Marianne macht ein betroffenes Gesicht. Dann steht sie hastig auf.

»Ich glaube, ich bin schon viel zu lange bei Ihnen geblieben. Sie sehen müde aus.«

»Marianne ...« Ich möchte ihr etwas liebes sagen, ihr danken, aber ich bin so unbeholfen. »Marianne«, beginne ich noch einmal, »ich habe Sie sehr gern, wissen Sie das?«

»Das sollten Sie nicht sagen!«, schimpft sie los. »Mit so etwas spielt man nicht, Herr Hofstätter.«

»Verzeihen Sir mir. Ich wollte Sie nicht verletzen, Marianne. Das habe ich wirklich nicht damit beabsichtigt.«

Sie beugt sich über mich. Ihr liebes Gesicht ist mir so nahe. Ich habe das Verlangen, es zu streicheln. Diane ist auf einmal so weit weg.

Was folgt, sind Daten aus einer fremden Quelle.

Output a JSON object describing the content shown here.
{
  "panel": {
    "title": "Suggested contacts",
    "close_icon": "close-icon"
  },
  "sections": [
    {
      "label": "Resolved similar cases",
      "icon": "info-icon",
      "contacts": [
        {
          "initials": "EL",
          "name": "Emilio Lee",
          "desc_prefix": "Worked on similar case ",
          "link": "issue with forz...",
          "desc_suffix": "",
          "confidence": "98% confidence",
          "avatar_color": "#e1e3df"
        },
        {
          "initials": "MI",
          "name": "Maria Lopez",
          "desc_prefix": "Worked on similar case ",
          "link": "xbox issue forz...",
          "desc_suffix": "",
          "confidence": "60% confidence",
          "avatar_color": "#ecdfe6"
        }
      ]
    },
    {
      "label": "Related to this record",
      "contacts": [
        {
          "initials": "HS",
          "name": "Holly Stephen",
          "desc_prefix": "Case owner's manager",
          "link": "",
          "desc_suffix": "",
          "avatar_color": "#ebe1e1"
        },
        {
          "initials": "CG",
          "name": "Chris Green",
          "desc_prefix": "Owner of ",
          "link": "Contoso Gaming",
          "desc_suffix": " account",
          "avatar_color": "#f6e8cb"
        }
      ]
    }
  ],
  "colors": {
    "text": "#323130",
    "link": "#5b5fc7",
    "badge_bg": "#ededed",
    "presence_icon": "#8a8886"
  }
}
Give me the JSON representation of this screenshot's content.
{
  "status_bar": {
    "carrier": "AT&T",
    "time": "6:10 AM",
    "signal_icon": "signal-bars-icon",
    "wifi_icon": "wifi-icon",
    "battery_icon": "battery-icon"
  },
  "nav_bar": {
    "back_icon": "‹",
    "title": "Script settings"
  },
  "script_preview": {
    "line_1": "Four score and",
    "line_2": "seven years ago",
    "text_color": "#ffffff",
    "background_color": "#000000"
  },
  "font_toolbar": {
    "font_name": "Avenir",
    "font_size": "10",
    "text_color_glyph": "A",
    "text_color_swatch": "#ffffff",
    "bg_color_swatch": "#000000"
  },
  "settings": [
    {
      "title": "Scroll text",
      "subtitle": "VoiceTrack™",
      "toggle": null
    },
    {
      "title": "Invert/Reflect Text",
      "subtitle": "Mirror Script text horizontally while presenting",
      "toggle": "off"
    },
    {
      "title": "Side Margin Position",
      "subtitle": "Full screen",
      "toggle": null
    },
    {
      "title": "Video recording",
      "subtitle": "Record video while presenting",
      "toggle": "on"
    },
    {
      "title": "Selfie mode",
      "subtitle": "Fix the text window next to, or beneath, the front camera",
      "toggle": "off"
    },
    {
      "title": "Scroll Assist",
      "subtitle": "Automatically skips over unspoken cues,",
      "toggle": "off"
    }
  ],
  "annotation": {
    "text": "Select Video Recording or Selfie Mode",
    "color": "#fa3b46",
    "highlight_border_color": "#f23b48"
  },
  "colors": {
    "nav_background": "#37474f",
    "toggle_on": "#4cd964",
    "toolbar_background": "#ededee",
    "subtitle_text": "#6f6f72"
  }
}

»Ich wünschte, ich könnte Ihnen wirklich helfen, Viktor. Ich ...« Aber dann bricht sie ihren Satz ab, nimmt ihre Tasche und geht zur Tür.

»Ist es vermessen, zu fragen, ob Sie wiederkommen?«

»Nein. Ich werde wiederkommen. Schon um zu fragen, wie Sie meinen Stil finden.«

Dann ist sie verschwunden. Und ich liege mit einem sehr eigenartigen Gefühl im Bett und weiß nicht, warum mir so komisch ist.